Root-to-Shoot Translocation of Pi and As
In addition to the uptake by roots, Pi transporters are also involved in the root-to-shoot translocation of arsenate. As transported in the xylem sap consisted of both arsenate and arsenite, with their proportions changing over the time course of arsenate exposure; arsenate was initially the dominant species, but by 24 h the majority of As was arsenite in the wild-type cv Nipponbare. This time course reflects the reduction of arsenate to arsenite in rice roots (Figs. 2 and 4). Overexpression of OsPHR2 or, especially, OsPT8 increased the proportion of arsenate in the xylem sap, consistent with their role in increasing Pi and arsenate loading into the xylem vessels. A recent study showed that the transcription factor OsPHR2 acts to up-regulate OsPT2, which is localized to the vascular tissue of rice roots and is likely to mediate Pi (and arsenate) loading into the xylem (Liu et al., 2010a). In the OsPT8 overexpression line, the transporter is likely to be overexpressed in different cell types, including those in the vascular tissues (Jia et al., 2011). The concentration of arsenite in the xylem sap was also increased in the two overexpression lines and decreased in the phf1 mutant; these changes were caused by the altered arsenite pool in the root cells as a result of altered arsenate influx. Arsenate arriving in rice shoots was also reduced to arsenite, because in most cases, arsenite was the only As species detected in the shoots. Only in PT8-Ov did some arsenate in shoots remain unreduced, suggesting that the amount of arsenate delivered to the shoots exceeded the reduction capacity in this transgenic line (Fig. 4).
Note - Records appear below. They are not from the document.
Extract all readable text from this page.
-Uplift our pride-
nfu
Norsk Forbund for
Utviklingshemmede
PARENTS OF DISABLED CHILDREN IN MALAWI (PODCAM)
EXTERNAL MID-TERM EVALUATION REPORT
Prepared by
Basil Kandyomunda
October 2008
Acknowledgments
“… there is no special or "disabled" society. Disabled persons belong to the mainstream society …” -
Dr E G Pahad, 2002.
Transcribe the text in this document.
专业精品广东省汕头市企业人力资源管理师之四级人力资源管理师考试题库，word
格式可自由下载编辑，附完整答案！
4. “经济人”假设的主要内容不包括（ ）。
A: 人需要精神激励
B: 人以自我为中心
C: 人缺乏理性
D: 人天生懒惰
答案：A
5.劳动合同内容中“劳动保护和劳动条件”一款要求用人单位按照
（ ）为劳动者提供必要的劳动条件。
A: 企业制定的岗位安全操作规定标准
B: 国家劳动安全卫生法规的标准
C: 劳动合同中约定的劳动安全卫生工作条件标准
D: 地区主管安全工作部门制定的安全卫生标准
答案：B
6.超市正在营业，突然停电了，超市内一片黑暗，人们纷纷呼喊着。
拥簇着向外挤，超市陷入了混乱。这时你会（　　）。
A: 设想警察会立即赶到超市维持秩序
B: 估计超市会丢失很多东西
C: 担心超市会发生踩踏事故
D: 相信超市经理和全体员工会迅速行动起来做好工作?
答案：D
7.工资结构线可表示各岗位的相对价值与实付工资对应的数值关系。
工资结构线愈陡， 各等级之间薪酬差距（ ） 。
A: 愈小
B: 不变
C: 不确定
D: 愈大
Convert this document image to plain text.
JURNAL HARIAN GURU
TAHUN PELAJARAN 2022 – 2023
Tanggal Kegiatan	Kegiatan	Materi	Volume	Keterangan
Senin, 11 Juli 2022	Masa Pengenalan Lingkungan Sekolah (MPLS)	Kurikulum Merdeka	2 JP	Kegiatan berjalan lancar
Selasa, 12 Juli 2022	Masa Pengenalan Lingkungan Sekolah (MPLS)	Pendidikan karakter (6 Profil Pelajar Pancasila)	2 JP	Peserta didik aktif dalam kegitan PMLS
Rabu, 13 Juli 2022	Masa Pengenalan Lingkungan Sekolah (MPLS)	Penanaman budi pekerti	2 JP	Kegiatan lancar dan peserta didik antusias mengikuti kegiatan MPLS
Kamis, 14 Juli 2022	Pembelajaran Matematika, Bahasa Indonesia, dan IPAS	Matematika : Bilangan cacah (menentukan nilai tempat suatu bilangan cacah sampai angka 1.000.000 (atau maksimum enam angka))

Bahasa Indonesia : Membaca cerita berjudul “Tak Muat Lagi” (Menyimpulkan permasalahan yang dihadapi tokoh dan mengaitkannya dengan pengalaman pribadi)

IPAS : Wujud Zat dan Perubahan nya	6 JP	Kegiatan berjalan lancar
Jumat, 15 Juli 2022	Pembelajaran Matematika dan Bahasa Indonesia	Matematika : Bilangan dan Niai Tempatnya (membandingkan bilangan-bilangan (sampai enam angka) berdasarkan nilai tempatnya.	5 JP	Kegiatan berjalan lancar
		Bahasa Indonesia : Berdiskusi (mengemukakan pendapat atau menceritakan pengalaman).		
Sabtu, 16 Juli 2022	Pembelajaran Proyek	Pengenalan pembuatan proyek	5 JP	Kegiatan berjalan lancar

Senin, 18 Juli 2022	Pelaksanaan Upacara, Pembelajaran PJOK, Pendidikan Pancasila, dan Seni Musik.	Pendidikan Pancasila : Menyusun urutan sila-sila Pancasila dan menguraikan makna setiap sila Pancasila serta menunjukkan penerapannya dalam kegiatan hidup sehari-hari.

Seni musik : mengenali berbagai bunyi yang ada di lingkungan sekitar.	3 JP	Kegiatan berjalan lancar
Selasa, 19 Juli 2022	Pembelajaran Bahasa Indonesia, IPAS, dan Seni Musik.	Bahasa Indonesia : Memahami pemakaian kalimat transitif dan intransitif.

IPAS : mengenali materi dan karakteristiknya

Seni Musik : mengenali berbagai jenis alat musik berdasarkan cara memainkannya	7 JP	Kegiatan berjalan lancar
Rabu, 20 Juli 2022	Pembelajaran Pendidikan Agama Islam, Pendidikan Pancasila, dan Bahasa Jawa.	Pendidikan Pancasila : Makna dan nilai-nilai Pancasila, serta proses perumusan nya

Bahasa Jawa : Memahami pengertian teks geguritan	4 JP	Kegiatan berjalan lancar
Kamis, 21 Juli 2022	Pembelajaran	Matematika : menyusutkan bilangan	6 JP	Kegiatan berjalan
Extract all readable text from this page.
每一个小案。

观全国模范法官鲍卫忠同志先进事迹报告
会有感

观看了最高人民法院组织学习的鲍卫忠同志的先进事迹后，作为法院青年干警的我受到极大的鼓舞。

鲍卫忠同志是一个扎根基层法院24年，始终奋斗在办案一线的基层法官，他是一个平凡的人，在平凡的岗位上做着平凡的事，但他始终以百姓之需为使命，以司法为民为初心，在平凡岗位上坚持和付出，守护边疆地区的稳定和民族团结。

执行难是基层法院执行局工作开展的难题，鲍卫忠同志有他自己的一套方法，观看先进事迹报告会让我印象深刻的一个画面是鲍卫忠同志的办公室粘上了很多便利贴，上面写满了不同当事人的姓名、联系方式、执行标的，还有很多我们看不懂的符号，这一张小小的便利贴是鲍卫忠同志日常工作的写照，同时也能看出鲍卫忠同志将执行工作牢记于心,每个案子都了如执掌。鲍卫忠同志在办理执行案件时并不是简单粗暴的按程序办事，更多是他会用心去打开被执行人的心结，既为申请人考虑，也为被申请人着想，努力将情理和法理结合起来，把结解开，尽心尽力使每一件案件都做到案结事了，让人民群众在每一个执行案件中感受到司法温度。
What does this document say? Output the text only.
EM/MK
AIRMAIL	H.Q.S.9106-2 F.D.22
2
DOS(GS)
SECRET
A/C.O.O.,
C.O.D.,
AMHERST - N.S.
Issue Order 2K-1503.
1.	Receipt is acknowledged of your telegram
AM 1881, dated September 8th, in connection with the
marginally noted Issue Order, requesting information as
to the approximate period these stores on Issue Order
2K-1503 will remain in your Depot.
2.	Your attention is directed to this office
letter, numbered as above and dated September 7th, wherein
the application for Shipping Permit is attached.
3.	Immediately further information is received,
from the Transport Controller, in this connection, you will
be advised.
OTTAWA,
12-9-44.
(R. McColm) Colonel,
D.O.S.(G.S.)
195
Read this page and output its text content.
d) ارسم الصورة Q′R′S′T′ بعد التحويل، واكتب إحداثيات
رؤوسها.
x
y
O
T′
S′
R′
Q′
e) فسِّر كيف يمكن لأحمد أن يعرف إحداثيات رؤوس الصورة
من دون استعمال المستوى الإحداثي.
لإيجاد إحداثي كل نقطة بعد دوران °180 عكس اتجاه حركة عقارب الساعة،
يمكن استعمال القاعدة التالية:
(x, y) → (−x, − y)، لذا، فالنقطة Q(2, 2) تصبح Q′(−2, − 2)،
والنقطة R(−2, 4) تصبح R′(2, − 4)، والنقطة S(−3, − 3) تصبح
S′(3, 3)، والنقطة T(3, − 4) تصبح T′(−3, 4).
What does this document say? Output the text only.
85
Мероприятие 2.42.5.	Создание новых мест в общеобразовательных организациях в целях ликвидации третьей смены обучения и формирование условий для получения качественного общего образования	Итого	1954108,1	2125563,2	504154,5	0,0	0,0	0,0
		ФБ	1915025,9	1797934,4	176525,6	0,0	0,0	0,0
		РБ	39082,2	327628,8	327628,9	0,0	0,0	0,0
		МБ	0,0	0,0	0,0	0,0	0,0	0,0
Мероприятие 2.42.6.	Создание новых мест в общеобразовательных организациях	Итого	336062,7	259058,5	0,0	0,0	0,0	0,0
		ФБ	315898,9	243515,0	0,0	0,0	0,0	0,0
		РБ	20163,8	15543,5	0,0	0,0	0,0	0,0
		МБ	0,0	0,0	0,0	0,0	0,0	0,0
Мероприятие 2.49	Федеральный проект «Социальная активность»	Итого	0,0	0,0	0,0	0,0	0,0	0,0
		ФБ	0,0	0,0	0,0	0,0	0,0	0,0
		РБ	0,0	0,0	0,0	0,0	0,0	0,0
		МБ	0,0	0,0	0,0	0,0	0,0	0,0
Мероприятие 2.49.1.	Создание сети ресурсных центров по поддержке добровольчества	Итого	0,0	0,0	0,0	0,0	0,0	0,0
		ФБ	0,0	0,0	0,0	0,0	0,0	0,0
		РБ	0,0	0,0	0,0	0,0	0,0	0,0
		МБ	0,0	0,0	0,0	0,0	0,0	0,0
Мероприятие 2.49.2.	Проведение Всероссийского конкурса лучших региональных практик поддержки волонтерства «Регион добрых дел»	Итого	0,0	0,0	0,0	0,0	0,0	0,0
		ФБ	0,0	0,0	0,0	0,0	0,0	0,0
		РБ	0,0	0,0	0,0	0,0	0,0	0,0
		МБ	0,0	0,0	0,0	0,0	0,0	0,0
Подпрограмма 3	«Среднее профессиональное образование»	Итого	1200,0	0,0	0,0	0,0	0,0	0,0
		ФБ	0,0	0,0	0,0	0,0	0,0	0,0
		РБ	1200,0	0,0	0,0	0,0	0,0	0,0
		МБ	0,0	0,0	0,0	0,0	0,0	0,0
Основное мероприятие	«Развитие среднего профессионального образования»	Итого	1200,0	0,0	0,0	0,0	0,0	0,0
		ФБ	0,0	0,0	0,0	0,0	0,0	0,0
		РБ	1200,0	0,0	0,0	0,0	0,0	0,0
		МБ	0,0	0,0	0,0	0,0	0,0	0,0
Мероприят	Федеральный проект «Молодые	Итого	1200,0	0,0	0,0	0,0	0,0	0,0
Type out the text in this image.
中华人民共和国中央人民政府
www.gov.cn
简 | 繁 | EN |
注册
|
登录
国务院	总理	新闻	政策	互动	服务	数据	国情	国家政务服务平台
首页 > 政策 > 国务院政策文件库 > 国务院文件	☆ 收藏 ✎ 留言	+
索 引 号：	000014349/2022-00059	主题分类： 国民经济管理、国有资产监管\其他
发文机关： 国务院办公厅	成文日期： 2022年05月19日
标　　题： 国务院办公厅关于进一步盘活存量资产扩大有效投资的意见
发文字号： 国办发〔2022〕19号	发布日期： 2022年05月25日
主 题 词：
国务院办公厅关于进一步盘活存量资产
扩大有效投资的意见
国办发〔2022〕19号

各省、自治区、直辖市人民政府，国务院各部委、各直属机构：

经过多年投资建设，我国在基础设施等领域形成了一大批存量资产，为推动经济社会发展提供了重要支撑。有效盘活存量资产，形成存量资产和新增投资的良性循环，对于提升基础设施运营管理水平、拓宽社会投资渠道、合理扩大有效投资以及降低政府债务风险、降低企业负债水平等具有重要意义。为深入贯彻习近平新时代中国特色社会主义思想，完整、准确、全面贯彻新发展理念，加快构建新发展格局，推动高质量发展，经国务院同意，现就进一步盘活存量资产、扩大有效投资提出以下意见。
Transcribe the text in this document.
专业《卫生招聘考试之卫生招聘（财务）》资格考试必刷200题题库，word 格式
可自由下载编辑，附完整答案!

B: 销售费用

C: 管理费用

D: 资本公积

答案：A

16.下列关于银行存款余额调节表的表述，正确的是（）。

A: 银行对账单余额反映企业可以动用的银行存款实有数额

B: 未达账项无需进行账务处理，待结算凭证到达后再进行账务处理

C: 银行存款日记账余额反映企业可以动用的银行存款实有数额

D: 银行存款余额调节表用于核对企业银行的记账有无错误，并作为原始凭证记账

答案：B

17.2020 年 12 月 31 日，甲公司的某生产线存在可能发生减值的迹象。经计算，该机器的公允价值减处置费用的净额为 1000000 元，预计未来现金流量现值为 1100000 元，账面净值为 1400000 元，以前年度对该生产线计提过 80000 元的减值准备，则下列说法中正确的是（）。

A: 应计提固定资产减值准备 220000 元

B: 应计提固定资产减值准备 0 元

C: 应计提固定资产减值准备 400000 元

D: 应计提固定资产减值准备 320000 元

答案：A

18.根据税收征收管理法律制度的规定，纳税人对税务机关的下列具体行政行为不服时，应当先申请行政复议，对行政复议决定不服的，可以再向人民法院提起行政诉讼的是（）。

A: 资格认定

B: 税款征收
Although arsenate shares the Pi transport pathway, its reduction to arsenite causes a diversion from this pathway. Arsenite is transported via the silicic acid transporters in rice (the aquaporin Lsi1 and the efflux carrier Lsi2; Ma et al., 2008). Furthermore, arsenite has a high affinity for thiol compounds (Schmöger et al., 2000), and arsenite-phytochelatin complexes are the main storage form in roots (Raab et al., 2005; Liu et al., 2010b). Arsenite-phytochelatin complexes are transported into vacuoles via ATP-binding cassette transporter-type proteins (Song et al., 2010). A recent study showed that As is stored mainly in the vacuoles of pericycle and endodermal cells of rice roots, with a strong colocalization with sulfur (Moore et al., 2011). Complexation with thiol compounds and subsequent vacuolar sequestration constitute an important mechanism for arsenite detoxification in plants (Zhao et al., 2009), and this process may also explain the much lower root-to-shoot translocation of As than P (at 24 h, the shoot-to-root ratio of 33P is about 20–30 times higher than that of As).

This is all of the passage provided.